I say so because such steps would deeply ignore, alienate and passively target minority groups by silencing and devaluing their histories. These policies create normative institutional policies, endangering their cultural legacies.

After WVU President E. Gordon Gee and other higher management personnel declared the possible step to shut down their languages, literature and introductory TESOL programs, their contribution to the public and WVU students’ reactions has been relatively basal. As university leaders, their silence is representative of the heuristic values and the institution they represent, even causing faculty members to push for a vote of no confidence against Gee. 

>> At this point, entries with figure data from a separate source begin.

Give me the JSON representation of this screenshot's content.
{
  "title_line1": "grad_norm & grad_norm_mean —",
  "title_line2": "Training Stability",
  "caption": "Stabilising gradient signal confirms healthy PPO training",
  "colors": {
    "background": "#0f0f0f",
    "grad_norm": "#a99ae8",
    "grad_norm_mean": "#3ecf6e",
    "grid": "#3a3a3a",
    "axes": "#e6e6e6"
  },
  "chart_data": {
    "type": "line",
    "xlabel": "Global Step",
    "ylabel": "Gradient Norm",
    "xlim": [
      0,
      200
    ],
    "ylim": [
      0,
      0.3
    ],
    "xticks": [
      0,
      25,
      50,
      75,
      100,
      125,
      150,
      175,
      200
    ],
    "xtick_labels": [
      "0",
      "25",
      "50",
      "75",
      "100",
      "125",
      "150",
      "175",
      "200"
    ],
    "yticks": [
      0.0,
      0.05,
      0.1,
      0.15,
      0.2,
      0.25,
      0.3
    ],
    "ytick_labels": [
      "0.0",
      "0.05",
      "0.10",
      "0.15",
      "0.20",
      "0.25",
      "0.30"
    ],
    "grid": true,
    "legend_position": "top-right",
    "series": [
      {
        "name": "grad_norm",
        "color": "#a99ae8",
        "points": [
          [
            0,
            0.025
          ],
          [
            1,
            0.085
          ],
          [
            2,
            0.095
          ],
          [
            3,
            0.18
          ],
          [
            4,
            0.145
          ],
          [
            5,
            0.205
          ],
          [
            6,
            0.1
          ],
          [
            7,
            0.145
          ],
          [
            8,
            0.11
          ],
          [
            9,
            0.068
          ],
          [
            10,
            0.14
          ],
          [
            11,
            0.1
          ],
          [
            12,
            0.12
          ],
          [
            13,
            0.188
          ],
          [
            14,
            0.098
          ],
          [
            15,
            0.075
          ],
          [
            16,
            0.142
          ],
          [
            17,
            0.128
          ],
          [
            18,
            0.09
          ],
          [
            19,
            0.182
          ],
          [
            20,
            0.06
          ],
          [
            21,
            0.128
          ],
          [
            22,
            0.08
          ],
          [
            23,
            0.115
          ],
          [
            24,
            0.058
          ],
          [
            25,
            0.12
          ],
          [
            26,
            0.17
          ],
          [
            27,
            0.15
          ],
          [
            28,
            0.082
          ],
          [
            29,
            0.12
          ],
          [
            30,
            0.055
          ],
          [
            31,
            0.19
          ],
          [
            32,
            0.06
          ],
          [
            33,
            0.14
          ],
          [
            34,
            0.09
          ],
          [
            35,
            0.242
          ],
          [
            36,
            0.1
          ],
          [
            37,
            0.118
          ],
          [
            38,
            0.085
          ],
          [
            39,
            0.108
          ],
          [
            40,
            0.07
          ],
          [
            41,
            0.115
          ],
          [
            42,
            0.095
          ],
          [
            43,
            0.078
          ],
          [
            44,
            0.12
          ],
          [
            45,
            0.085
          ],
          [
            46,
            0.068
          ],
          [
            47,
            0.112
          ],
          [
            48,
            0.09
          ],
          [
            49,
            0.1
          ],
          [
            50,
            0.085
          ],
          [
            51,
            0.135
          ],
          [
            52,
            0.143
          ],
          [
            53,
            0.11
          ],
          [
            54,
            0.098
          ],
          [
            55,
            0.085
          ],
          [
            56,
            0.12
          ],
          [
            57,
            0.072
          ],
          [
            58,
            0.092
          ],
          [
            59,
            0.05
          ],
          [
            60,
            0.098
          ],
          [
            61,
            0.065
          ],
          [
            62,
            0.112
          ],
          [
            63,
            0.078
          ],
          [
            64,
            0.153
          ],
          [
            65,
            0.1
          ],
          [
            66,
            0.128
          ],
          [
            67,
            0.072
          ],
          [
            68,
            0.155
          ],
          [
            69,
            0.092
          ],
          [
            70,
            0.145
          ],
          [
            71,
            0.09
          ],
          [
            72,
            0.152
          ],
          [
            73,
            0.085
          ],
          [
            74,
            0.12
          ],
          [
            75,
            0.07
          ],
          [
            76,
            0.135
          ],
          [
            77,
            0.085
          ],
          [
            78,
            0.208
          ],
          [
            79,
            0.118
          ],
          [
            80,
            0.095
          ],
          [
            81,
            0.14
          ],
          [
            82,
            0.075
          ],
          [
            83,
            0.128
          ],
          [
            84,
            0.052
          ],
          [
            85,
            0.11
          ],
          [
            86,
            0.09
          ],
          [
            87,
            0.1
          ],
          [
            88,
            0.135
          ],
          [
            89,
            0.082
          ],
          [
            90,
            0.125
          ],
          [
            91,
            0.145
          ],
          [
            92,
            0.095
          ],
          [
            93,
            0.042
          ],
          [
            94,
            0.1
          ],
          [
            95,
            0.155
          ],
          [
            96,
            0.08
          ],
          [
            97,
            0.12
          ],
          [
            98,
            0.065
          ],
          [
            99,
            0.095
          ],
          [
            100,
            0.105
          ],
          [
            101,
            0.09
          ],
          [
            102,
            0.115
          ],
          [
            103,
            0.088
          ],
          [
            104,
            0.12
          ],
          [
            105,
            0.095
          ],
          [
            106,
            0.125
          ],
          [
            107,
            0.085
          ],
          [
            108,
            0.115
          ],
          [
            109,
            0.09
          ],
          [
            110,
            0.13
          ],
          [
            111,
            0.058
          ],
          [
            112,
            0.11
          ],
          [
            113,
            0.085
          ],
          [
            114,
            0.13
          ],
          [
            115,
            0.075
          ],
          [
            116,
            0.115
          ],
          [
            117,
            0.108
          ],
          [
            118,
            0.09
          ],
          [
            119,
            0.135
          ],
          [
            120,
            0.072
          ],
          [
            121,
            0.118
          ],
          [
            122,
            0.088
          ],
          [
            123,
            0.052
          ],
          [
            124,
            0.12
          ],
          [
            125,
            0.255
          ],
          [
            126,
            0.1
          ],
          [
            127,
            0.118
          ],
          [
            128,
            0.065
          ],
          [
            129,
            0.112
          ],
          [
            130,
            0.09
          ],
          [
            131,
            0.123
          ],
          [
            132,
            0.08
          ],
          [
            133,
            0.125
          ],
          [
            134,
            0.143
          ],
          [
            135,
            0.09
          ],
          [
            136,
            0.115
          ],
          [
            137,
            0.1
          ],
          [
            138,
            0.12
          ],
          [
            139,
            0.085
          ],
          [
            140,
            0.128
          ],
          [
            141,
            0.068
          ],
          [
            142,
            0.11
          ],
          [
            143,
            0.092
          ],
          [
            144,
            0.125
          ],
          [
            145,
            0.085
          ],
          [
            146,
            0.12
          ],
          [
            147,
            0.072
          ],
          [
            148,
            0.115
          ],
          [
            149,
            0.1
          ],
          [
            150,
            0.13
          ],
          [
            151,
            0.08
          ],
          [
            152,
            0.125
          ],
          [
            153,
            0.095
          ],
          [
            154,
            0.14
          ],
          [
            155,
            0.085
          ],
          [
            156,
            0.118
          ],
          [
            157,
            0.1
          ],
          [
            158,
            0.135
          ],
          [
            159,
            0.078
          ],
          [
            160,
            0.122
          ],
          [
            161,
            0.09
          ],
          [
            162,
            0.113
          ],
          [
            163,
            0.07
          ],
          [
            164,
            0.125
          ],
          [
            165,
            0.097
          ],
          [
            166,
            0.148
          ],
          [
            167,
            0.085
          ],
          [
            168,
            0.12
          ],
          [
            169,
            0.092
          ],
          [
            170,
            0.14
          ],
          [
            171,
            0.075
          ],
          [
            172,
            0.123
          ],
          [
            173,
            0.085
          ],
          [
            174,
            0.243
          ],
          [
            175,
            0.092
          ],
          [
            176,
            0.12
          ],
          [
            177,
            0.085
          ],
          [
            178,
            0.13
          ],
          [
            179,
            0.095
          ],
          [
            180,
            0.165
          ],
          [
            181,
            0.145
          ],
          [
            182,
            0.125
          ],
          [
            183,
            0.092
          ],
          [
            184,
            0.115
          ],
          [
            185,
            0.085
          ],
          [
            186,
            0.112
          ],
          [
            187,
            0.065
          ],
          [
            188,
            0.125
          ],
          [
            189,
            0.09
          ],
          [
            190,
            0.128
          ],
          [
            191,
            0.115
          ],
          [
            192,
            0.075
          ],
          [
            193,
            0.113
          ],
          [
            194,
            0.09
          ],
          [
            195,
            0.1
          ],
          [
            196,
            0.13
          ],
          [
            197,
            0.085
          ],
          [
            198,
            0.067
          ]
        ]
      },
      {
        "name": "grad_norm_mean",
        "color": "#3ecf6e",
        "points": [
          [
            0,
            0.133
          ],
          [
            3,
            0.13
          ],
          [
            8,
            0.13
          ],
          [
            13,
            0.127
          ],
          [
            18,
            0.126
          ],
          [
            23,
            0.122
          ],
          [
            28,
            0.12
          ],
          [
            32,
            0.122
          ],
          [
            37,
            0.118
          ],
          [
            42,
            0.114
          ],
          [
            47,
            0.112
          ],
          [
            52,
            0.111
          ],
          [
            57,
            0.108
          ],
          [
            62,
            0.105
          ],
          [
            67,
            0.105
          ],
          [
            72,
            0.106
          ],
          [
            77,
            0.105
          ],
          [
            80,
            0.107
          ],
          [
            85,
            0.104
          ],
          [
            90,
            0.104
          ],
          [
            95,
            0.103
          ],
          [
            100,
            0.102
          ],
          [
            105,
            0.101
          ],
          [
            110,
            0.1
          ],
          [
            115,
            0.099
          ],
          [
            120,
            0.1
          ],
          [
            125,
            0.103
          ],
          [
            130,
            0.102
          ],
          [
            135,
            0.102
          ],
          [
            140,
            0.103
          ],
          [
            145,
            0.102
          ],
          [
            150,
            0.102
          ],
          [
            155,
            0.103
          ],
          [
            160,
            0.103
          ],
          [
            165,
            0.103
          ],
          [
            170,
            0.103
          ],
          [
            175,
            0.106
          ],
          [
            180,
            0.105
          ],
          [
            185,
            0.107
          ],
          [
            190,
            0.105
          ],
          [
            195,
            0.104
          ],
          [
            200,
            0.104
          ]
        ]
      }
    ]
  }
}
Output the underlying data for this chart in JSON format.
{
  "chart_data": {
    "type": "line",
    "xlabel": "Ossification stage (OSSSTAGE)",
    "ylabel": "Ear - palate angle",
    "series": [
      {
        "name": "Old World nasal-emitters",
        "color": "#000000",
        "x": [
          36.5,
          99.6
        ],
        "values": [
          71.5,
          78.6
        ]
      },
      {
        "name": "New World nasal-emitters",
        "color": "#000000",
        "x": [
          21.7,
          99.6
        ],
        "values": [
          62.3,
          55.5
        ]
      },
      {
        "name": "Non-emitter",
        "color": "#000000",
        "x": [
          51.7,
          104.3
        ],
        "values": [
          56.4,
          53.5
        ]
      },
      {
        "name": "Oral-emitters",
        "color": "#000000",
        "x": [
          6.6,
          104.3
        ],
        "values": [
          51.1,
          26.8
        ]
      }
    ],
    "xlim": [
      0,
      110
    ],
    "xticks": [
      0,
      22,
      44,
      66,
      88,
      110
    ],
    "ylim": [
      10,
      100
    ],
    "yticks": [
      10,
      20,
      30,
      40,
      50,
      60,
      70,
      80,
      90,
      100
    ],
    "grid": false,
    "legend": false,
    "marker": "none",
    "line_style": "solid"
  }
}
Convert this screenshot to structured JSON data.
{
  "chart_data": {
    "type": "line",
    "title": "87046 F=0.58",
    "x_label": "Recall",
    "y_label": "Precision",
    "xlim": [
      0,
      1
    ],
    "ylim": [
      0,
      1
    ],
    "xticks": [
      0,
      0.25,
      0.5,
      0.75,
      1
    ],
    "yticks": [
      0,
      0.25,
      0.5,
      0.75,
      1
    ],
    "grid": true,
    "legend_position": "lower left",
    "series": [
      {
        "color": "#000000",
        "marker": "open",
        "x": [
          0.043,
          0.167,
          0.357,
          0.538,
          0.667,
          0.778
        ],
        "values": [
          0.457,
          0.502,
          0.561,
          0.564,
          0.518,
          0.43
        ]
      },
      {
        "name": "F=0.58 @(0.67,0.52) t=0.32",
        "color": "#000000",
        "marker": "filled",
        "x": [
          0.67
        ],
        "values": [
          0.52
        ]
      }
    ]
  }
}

As a language educator, I find President Gee and his colleagues’ silence problematic since the shutdown could further backtrack the low educational standards and outcomes of West Virginia. As a language researcher, I am certain the WGU administration’s decision will negatively impact the intellectual development of their regional youth since, according to the American Community Survey 5-Year Estimates, West Virginia is currently one of the least-educated US states. 

Eliminating language programs would further question the WVU’s commitment to critical teaching methodologies in the region. WVU, possibly the only flagship US university with no language and literature department, would set an extreme example of a regressive educational space that does not provide opportunities for students to access diverse ways of thinking and restricts their learning to the status quo rather than enriching local and global contemporaries.

Language and literature higher education programs have deep programmatic connections with the K-12 school system in the U.S. education system. It is true for WVU’s case. The WVU’s Department of World Languages, Literatures & Linguistics faculty members have been tirelessly contributing to improving and documentation of West Virginia’s languages, their standards and research. Despite their ongoing investment in its local languages heritage and preservation, WVU’s decision could have an uncalculated and potentially wide gap in maintaining the competitive English language policies and standards in place in accordance with the rest of the country. 

If WVU’s current recommendation expands to other universities, it will cause an inhospitable intellectual and normative culture in society. I say so as a TESOL professional because such institutional policies would risk all of my WVU colleagues’ current language equity endeavors, especially those working with minority student communities and their K-12 teachers. Disinvestment in language and literature programs could also mirror how the rights of racial minority groups cannot access quality education due to funding.

Leaders, such as university administrators and higher-level management, are representatives of us as society members. We elect them as our representatives of policies to elevate the everyday lives of our kids, students and all members of society. Therefore, language, literacy and ESL programs’ shutdowns, which institutional leaders support, hint at the actual discriminatory ideologies that endorse inequity and factionalism. 

Hence, WVU’s decision should remind us to confront such leadership and rescue the research-driven outcomes. In the past, when similar threats have come to attention, such as discontinuing the University of South Florida’s College of Education in 2021, the teachers, researchers and activists gathered community support to reverse and confront such educational threats, and it has worked. #WVUmistake.